I think, that you already have to distinguish between "genre type" and "topic type".
For instance, your examples "sport" and "politics" are "topic types": a list of such types enables you to classify short or long texts, micro-blogs, etc. following the content (the topics) in your corpus.
Contrarily, "narrative", "description", "comment", "answer", "question", etc. are all "genre types". A list of those genre types enables you to classify your corpus texts with respect of a specific genre.
In crossing both approaches - topic type and genre type - you probably will obtain a good classification of your corpus of textts (however, there are several other criteria which can ameliorate a basic topic/genre-classification).
W3 offers in its recommandation for an ontology of media resources (febrauary 2012) a lot of "strategies" of hwo to deal with yyour problem (http://www.w3.org/TR/mediaont-10/).
This guide claims to be a 'basic tool' so maybe more of what you are looking for? http://miriamposner.com/blog/very-basic-strategies-for-interpreting-results-from-the-topic-modeling-tool/
For classifying politics vs. sports etc., use stopwords (the, a, an, in, of ...) and stopword sequences.
I know this sounds extremely simplistic, but we found these to be the strongest predictors for those newspaper categories, and you should definitively try this as a baseline.
For more sophisticated approaches, word embeddings (LSA, LDA, Deep Learning) might actually give you a good signal, but those should not be applied to stopwords, so you'd have something complementary.

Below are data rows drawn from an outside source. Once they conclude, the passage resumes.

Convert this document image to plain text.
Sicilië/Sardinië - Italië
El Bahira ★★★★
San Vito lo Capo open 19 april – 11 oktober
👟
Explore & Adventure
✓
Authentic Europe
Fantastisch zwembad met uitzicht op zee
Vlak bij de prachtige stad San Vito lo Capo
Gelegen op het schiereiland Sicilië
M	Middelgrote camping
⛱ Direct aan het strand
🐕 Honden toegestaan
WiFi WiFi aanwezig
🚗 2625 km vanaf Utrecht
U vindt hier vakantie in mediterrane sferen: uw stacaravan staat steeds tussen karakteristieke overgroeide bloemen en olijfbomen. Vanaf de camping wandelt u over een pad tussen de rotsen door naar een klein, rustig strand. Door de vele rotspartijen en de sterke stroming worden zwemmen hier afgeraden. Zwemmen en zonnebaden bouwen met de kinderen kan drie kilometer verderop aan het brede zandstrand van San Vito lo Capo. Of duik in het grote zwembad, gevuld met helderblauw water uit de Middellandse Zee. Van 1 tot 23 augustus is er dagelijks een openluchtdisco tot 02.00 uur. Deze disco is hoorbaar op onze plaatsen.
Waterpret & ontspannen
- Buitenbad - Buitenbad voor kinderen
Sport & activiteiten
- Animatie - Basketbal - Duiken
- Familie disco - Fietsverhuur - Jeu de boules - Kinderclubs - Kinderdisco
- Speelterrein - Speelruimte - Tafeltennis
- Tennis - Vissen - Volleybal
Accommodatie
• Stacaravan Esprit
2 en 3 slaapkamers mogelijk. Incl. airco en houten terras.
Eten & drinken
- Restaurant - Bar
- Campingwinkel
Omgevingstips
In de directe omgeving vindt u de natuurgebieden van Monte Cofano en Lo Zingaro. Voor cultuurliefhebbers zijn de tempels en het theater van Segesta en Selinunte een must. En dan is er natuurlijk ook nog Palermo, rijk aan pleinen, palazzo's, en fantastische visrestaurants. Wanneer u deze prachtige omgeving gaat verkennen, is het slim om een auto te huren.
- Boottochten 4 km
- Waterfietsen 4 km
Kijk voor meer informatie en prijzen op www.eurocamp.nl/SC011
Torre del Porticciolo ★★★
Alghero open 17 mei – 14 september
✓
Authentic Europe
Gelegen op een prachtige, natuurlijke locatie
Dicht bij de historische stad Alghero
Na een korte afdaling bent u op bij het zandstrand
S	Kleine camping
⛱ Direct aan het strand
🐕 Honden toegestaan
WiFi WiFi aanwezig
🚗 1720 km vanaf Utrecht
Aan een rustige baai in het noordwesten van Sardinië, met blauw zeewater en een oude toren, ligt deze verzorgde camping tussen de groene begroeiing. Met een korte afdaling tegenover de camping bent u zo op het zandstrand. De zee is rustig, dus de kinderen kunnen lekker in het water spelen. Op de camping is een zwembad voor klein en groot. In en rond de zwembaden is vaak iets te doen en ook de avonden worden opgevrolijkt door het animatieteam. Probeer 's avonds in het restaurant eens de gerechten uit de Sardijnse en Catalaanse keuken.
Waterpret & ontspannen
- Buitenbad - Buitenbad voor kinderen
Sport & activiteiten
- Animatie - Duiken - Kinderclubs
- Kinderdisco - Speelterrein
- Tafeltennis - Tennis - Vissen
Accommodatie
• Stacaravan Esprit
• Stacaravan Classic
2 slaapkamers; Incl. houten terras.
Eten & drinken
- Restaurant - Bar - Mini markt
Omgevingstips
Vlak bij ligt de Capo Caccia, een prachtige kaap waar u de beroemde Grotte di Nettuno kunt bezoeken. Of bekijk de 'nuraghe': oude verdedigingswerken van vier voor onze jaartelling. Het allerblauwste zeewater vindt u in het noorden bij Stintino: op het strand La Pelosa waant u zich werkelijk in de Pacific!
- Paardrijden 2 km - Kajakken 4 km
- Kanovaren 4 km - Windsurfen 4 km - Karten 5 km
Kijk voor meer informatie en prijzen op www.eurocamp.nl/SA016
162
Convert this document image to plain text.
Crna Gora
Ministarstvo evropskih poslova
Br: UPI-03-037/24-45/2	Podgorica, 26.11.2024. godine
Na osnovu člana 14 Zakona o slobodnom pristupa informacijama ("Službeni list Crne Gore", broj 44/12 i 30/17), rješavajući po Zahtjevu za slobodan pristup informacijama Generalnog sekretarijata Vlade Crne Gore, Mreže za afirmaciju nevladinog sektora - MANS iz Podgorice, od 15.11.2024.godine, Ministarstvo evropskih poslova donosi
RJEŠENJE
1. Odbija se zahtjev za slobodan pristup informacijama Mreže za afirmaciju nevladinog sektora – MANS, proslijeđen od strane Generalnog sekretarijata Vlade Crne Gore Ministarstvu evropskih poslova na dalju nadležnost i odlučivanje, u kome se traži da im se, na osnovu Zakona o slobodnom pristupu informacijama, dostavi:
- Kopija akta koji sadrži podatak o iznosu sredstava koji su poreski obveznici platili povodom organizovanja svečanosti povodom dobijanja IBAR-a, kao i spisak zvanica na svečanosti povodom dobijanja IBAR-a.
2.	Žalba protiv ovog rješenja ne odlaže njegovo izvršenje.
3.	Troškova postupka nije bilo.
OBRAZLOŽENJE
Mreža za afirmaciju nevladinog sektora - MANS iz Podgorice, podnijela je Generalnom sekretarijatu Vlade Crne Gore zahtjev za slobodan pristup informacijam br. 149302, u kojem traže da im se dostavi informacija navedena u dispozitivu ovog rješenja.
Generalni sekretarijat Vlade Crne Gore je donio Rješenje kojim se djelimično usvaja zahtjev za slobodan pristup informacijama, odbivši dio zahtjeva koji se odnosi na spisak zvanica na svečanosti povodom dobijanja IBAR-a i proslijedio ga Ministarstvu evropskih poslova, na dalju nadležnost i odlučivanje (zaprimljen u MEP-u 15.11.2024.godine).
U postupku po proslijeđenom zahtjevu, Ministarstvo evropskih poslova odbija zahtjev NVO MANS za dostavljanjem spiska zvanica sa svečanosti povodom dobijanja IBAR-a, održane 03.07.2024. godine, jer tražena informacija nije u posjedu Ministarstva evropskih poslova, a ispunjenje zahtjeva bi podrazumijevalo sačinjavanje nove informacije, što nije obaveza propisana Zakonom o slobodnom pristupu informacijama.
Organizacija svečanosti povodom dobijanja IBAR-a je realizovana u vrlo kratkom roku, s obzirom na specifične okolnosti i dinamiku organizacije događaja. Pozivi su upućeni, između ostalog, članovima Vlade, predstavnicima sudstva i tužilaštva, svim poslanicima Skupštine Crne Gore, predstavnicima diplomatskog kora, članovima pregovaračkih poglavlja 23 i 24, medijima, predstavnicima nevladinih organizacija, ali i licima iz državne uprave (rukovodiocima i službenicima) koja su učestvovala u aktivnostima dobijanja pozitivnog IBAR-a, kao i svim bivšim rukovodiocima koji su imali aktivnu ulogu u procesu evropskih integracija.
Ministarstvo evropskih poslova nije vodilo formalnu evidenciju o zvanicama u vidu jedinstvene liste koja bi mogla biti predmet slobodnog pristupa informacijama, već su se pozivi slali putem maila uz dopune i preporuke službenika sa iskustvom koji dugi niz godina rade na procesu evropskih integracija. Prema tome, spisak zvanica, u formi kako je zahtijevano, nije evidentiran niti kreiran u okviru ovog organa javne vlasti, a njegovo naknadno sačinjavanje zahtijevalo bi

I propos a new approach to aggregat keywords extracted from a corpus but the problem is i don't find a larg corpus to test my approach. What i need exactly is a matrix document x terms that contain in rows the documents and in the colums we find the terms (keywords) and insid we find the frequency of each term in each document
Hi +Chris , as I read in most papers, the stop words must be removed in preprocessing steps (except some words like 'ok', 'not', ... in opinion mining ).
How can we use them for classifying short texts ( tweets, comments, short reviews,...) ?